How well are your lead gen programs performing? Be honest. When lead generation programs fail, they do so mainly because the messages communicated are irrelevant or ill timed for the target audience. We, as a society, have become so used to information overload it’s become the white noise of the marketplace. The knee-jerk reaction from companies is the “ready, fire” execution of promotional offers. It’s easy to fall into the trap of believing that volume replaces the need to “aim.”
Here’s the good news: it’s easier than you think to get out of this cycle of noise-producing marketing that feeds the black hole of spam filters everywhere. All it takes is a small bit of back-to-basics marketing discipline with three steps designed to help you understand the buyer. After all, in this competitive business climate, whoever understands the customer the best, wins.
Step 1: The Marketing Persona
A marketing persona is a fictional representation of a set of real people who share similar traits or experiences. A client I was working with was interested in reaching IT leaders of the Global 3000 companies. That’s a fairly wide range of folks. We needed more specific information in order to construct an effective integrated marketing plan. To help narrow the field, we built the persona of our ideal prospect, focusing on who they are, where they work, and what characteristics made them a good target. By the end of our brainstorming session, we zeroed in on this label to summarize them: “the skeptical futurist”. Key to each persona is more than just basic demographics. We also want to include information about what they think and how they make purchase decisions. Unsure where to start? Ask a sales rep about their latest win.
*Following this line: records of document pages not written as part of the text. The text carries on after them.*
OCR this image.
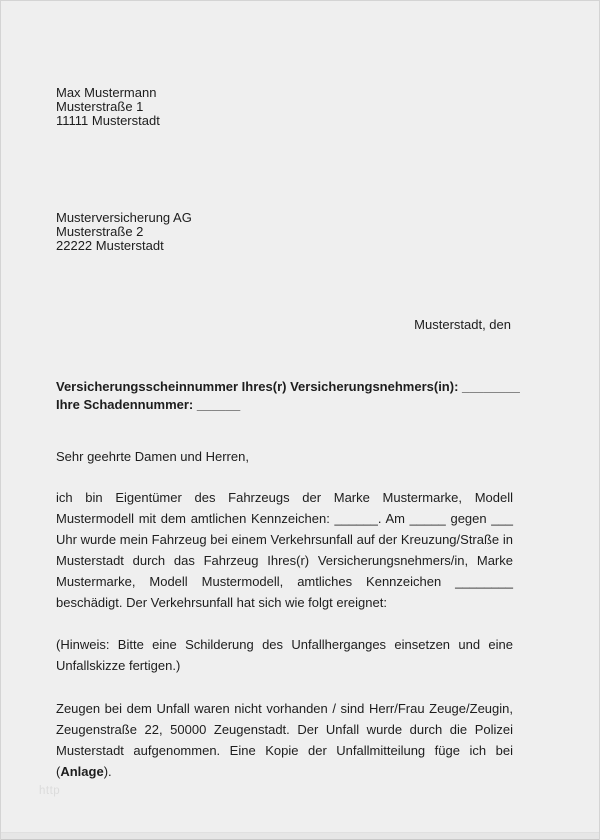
Max Mustermann
Musterstraße 1
11111 Musterstadt
Musterversicherung AG
Musterstraße 2
22222 Musterstadt
Musterstadt, den
Versicherungsscheinnummer Ihres(r) Versicherungsnehmers(in): ________
Ihre Schadennummer: ______
Sehr geehrte Damen und Herren,
ich bin Eigentümer des Fahrzeugs der Marke Mustermarke, Modell Mustermodell mit dem amtlichen Kennzeichen: ______. Am _____ gegen ___ Uhr wurde mein Fahrzeug bei einem Verkehrsunfall auf der Kreuzung/Straße in Musterstadt durch das Fahrzeug Ihres(r) Versicherungsnehmers/in, Marke Mustermarke, Modell Mustermodell, amtliches Kennzeichen ________ beschädigt. Der Verkehrsunfall hat sich wie folgt ereignet:
(Hinweis: Bitte eine Schilderung des Unfallherganges einsetzen und eine Unfallskizze fertigen.)
Zeugen bei dem Unfall waren nicht vorhanden / sind Herr/Frau Zeuge/Zeugin, Zeugenstraße 22, 50000 Zeugenstadt. Der Unfall wurde durch die Polizei Musterstadt aufgenommen. Eine Kopie der Unfallmitteilung füge ich bei (Anlage).
http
Step 2: The Positioning Statement
With a keen sketch of our target persona in mind, we now need a crisp positioning statement to focus our attention on the values and benefits customers care about and how our product can uniquely deliver them. This tool identifies the target audience (persona), names the product, it’s category, primary benefit meaningful to the persona, and relevant points of differentiation compared to the most likely competitive alternative. Intended for internal use only, this tool is instrumental in helping marketers stay true to the values and benefits that matter most to customers. While the positioning statement is not the message to the prospect or customer, customer-friendly messaging can be derived from it easily. The most difficult part of the positioning statement exercise is that it forces marketers to make sacrifices. Intuitively, we know we can’t be “all things to all people.” Yet, that’s what most companies end up trying to promote. That miss-step only adds to the noise and confusion in the marketplace. The positioning statement exercise is a forcing function that will lead marketers to produce clearer, tighter, and more consistent messages that prospects will be likely to hear and understand.
Step 3: The Message Box
Marketers must stop yelling at prospects. Successful marketing today is less about direct selling and more about story telling. And people pay attention when the story is about them. The Message Box is the best technique I know to craft a concise “elevator pitch” using language the persona will understand. Four messages make up your story: engagement, solution criteria, product reinforcement, and value. Of course, this is just the beginning of a messaging strategy. Use the Message Box to create a solid foundation from which to build a full content strategy that will help you map the right messages (and the required content) to each stage of the prospect’s buying cycle.
Bringing your campaigns to life
When it comes to effective lead gen programs, there is no substitute for a clear and crisp positioning and messaging strategy. These three steps will put you on the path to the marketing high ground.